O nível do Sistema Cantareira, principal manancial de abastecimento da capital paulista e da Grande São Paulo, voltou a subir nesta terça-feira, 23, e registrou o oitavo aumento consecutivo, segundo dados da Companhia de Saneamento Básico do Estado de São Paulo (Sabesp). Outros três mananciais registraram alta do volume de água armazenada, enquanto dois tiveram queda.

De acordo com a Sabesp, os reservatórios que compõem o Cantareira operam com 50,7% da capacidade, contra 50,2% nesta segunda-feira, 22. Esses porcentuais, tradicionalmente divulgados pela companhia, consideram a reserva profunda como se fosse volume útil do sistema.

A última queda do nível do Cantareira foi no dia 22 de outubro, quando o volume de água represada desceu de 15,7% para 15,6%.

Nas últimas 24 horas, choveu sobre a região do Cantareira 7,6 mm. A seis dias do fim de fevereiro, a precipitação no mês soma 183,5 mm - a média histórica para todo o mês é de 202,4 mm.

Segundo o índice que calcula a reserva profunda como volume negativo, o nível do manancial também avançou 0,5 ponto porcentual e passou de 20,9% para 21,4%. Já o terceiro índice atingiu 39,2%.

Outros mananciais

Usado para socorrer o Cantareira, o Guarapiranga teve alta de 0,5 ponto porcentual nesta terça-feira e opera com 83,8% da capacidade. Com precipitação acumulada de 203,2 mm, o sistema localizado na zona sul de São Paulo já bateu a expectativa de chuvas em fevereiro (192,9 mm).

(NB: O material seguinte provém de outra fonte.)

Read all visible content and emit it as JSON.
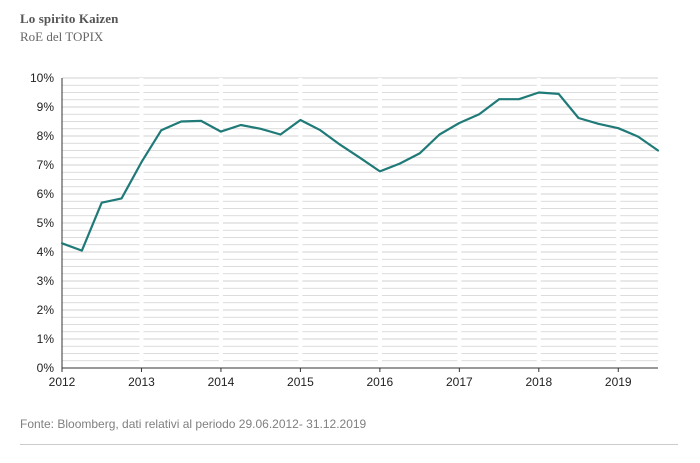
{
  "header": {
    "title": "Lo spirito Kaizen",
    "subtitle": "RoE del TOPIX"
  },
  "footer": {
    "source": "Fonte: Bloomberg, dati relativi al periodo 29.06.2012- 31.12.2019"
  },
  "colors": {
    "line": "#1f7a78",
    "gridline": "#d0d0d0",
    "axis": "#333333"
  },
  "chart_data": {
    "type": "line",
    "title": "Lo spirito Kaizen",
    "subtitle": "RoE del TOPIX",
    "xlabel": "",
    "ylabel": "",
    "xlim": [
      2012,
      2019.5
    ],
    "ylim": [
      0,
      10
    ],
    "x_ticks": [
      "2012",
      "2013",
      "2014",
      "2015",
      "2016",
      "2017",
      "2018",
      "2019"
    ],
    "y_ticks": [
      "0%",
      "1%",
      "2%",
      "3%",
      "4%",
      "5%",
      "6%",
      "7%",
      "8%",
      "9%",
      "10%"
    ],
    "grid": true,
    "legend": "none",
    "series": [
      {
        "x": [
          2012.0,
          2012.25,
          2012.5,
          2012.75,
          2013.0,
          2013.25,
          2013.5,
          2013.75,
          2014.0,
          2014.25,
          2014.5,
          2014.75,
          2015.0,
          2015.25,
          2015.5,
          2015.75,
          2016.0,
          2016.25,
          2016.5,
          2016.75,
          2017.0,
          2017.25,
          2017.5,
          2017.75,
          2018.0,
          2018.25,
          2018.5,
          2018.75,
          2019.0,
          2019.25,
          2019.5
        ],
        "values": [
          4.3,
          4.05,
          5.7,
          5.85,
          7.1,
          8.2,
          8.5,
          8.52,
          8.15,
          8.38,
          8.25,
          8.05,
          8.55,
          8.2,
          7.7,
          7.25,
          6.78,
          7.05,
          7.4,
          8.05,
          8.45,
          8.75,
          9.27,
          9.27,
          9.5,
          9.45,
          8.62,
          8.42,
          8.27,
          7.98,
          7.5
        ]
      }
    ]
  }
}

Por sua vez, o Alto Tietê registrou aumento de 0,3 ponto porcentual do volume de água armazenada e está com 31,7%, contra 31,4% do dia anterior. Os porcentuais consideram o volume morto adicionado em 2014.

Outro sistema que teve alta nesta terça-feira foi o Rio Claro, que variou de 83,5% para 83,8%.

Já o Alto Cotia e o Rio Grande tiveram perda de volume e opera com 100,5% e 88,4%, respectivamente.